In deze zaak heeft de Hoge Raad op 18 november 2016 uitspraak gedaan in een cassatieprocedure van de Bondsrepubliek Duitsland tegen een uitspraak van de Rechtbank Limburg. De zaak betreft een naheffingsaanslag in de parkeerbelasting van de gemeente Venlo, opgelegd aan de belanghebbende. De Rechtbank had eerder op 13 juni 2016 uitspraak gedaan over het verzet van de belanghebbende tegen deze naheffingsaanslag.

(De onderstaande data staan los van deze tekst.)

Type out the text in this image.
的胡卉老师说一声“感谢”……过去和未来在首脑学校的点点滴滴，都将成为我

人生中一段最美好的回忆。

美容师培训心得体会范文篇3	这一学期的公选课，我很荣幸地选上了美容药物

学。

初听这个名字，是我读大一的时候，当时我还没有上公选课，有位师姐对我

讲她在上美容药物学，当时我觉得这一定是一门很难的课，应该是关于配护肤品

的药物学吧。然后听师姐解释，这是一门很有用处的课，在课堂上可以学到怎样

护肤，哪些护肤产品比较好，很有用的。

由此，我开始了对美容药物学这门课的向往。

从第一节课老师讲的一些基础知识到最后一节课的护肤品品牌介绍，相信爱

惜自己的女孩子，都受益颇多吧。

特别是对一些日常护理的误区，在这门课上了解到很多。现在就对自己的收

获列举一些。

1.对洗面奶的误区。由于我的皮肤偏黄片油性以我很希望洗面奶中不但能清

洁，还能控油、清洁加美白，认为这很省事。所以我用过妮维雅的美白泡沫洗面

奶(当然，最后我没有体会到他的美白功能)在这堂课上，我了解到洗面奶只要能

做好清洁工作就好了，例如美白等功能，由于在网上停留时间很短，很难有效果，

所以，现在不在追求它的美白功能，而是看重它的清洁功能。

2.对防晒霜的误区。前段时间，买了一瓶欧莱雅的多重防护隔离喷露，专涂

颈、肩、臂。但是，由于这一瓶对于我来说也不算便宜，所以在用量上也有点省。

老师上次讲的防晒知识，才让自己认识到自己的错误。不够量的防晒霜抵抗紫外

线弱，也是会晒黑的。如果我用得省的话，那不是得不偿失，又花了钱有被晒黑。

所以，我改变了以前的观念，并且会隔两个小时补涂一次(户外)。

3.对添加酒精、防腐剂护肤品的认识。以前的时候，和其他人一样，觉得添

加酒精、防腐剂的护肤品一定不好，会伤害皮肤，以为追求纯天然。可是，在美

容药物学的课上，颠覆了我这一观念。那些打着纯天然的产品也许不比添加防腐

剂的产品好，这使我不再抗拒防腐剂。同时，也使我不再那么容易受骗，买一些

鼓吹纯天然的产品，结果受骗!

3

De Hoge Raad heeft in deze procedure de ontvankelijkheid van het beroep in cassatie beoordeeld. De griffier van de Hoge Raad had de belanghebbende op 27 augustus 2016 gewezen op de verschuldigdheid van griffierecht en een termijn van vier weken gesteld voor de betaling. Deze brief werd echter teruggezonden wegens onbestelbaarheid, waarna de griffier het griffierecht opnieuw per gewone post heeft verzonden. De belanghebbende heeft het griffierecht echter niet tijdig voldaan.
Op 27 september 2016 heeft de griffier de belanghebbende in de gelegenheid gesteld om te verklaren waarom het griffierecht niet tijdig was betaald. De argumenten die de belanghebbende in haar brief van 4 oktober 2016 aanvoerde, werden door de Hoge Raad niet als voldoende gegrond beschouwd. Gelet op artikel 8:41, lid 6, van de Algemene wet bestuursrecht, heeft de Hoge Raad het beroep in cassatie niet-ontvankelijk verklaard.
De Hoge Raad heeft geen termen aanwezig geacht voor een veroordeling in de proceskosten, en heeft de beslissing openbaar uitgesproken.